8.1 Visualizing complex data

You have previously learned how to use aesthetics in ggplot to show many variables in a single plot (e.g., coloring points by group). Today you will learn a bit more about this. We will be working with the 2020 population data from the very first week, so make sure that is in your working directory.

We start by reading in the data (see if you manage to do this yourself before looking at my code):

d <- read.table("worlddata.csv", header = TRUE, sep = ",")

For this tutorial, we will briefly investigate the correlation between fertility rate and life expectancy in the countries of the world. We can start by making a simple scatterplot.
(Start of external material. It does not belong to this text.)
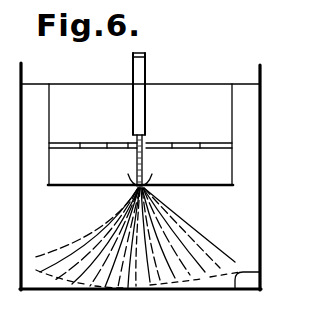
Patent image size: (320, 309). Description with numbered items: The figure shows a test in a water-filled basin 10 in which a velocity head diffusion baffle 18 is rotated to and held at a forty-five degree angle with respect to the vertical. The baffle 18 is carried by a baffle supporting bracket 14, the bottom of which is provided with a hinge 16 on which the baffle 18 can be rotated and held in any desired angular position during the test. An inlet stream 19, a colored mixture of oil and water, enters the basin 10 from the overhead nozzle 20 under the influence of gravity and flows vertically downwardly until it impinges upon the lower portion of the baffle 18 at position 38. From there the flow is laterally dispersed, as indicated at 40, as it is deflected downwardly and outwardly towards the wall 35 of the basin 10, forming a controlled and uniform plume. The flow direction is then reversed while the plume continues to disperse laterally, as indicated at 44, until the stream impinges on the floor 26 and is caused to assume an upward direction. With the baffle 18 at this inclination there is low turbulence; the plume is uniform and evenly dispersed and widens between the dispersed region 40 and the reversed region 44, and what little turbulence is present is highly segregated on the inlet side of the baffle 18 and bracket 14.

Exercise: make a scatterplot of fertility rate against life expectancy using the world data

g <- ggplot(d, aes(Total_Fertility_Rate, Life_Expectancy_at_Birth))
# note: adding alpha = 0.5 to better see all points
g + geom_point(alpha = 0.5)

This shows a negative correlation between the variables: in countries with lower life expectancy, more children are born per woman. We can investigate this further by dividing the data by continent, and gain some additional perspective by showing the population sizes of each country.

Exercise: Update the plot by mapping colour to continent, and point size to population size.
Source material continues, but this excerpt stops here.